Another line for the rap sheet

Posted by jdg | Thursday, April 30, 2009 | ,

This school closed in 2007; most of the windows are boarded up, and nearly all are covered in graffiti tags. The interior of the school is still filled with everything you'd expect after seeing some of my other photos. The dying 12-volt batteries in the smoke detectors still inspire morbid chirping alongside the birds building nests in the overgrown courtyard. In 2009, outside this boarded-up window through which generations of bored students might once have daydreamed, fourteen red tulips bloom.
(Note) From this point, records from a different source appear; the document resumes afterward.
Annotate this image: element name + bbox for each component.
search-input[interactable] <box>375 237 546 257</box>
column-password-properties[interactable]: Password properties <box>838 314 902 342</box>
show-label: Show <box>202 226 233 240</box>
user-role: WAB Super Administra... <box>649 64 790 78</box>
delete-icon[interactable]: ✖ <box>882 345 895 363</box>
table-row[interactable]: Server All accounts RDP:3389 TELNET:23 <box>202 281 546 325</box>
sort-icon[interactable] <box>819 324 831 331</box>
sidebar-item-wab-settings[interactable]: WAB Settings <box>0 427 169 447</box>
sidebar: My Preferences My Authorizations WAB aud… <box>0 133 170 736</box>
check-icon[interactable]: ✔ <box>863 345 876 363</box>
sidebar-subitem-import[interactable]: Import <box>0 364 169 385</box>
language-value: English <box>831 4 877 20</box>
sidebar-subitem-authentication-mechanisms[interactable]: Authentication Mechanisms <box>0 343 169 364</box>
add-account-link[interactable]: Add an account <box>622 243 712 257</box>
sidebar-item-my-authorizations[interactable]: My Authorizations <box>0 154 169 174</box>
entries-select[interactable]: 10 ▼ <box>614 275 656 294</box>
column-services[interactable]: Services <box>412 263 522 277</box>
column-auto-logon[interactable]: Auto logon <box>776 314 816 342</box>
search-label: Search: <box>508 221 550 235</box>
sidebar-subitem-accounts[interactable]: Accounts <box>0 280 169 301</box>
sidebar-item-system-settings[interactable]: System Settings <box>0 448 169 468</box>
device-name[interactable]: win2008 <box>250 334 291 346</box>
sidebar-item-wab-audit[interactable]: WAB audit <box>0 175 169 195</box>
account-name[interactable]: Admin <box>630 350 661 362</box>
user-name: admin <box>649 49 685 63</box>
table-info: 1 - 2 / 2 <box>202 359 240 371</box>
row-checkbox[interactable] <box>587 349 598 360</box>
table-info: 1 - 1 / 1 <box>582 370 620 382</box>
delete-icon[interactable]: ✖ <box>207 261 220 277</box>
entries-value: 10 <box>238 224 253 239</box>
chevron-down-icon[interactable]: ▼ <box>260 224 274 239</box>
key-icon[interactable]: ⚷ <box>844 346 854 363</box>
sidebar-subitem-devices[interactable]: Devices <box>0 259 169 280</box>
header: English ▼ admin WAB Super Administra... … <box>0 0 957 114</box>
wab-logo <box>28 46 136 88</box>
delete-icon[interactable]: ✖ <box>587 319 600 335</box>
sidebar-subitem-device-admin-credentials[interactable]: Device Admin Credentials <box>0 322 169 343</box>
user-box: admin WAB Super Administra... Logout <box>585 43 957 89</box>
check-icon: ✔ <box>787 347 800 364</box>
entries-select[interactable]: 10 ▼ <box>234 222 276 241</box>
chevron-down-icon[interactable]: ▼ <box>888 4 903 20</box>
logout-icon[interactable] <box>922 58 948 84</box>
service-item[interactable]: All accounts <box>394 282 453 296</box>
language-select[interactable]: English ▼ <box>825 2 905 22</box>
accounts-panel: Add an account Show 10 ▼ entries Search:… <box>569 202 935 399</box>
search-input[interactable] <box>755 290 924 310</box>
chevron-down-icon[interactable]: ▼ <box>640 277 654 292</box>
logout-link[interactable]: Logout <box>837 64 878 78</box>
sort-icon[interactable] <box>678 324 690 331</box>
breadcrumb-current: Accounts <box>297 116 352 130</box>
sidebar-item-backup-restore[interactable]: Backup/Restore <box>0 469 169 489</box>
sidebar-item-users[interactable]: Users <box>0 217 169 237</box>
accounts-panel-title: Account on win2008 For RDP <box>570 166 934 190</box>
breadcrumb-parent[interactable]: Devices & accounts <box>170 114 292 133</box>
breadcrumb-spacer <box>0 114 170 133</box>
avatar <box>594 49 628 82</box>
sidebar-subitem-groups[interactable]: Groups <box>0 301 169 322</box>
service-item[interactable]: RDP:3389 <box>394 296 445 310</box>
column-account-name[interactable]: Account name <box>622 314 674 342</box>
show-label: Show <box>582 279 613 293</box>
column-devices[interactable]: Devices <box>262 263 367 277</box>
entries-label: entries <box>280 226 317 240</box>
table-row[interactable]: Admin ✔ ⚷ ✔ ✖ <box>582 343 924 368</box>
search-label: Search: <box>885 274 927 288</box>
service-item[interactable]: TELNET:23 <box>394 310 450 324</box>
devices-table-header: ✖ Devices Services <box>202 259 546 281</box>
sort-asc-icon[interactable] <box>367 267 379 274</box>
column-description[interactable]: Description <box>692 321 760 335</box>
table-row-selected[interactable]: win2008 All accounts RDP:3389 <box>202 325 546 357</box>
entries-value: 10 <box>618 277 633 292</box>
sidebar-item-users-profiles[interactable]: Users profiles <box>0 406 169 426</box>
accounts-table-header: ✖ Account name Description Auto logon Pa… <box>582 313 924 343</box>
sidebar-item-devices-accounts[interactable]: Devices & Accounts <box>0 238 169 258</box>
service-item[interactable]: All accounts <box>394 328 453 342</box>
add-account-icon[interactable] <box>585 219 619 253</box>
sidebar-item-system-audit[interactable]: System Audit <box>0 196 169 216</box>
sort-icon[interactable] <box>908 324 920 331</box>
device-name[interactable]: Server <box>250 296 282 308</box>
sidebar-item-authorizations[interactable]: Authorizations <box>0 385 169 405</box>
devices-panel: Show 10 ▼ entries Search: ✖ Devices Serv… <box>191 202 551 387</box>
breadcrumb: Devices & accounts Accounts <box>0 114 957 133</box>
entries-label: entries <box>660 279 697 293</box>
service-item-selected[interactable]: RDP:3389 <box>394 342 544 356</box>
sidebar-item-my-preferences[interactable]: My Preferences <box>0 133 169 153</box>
This time of year, in every neighborhood you see the flowering shrubs that once decorated backyards or ran along the edge of porches that no longer exist: dogwoods, ornamental maples, hydrangeas. Soon forgotten lilacs will turn the neighborhoods purple, but right now they are yellow as the forsythia are in full bloom, silhouetting their missing houses. Sometimes neighbors even maintain and trim these plants though they grow in a long-gone neighbor's yard:

Onion bulbs, like tulips, survive years after the gardeners and even the garden are gone:

Every few days you walk around the abandoned university building across the street from where you live, trying to determine how the scrappers are getting inside. You have the owner's security guy on speed dial. While checking out a scrapper entrance in a hidden courtyard you notice that there are daffodils blooming away from anyone's sight:

This is the sort of place where many years ago employees or students might have taken a smoke break or eaten their lunches on a warm Spring day. Someone once planted these bulbs around the perimeter just to make that experience more pleasant.

These days the courtyard is strewn with trash and a scrapper ties up the gate with an old belt to keep anyone from going in to see how he's accessing the building.

The daffodils don't know there's no one there to enjoy them, so every year they bloom again amid the trash and then start to whither within a matter of days. You tell your daughter she cannot pick the daffodils planted in your own yard. But in this hidden courtyard you pick a few before they're gone and bring them home to a girl you love. You leave the bulbs (of course).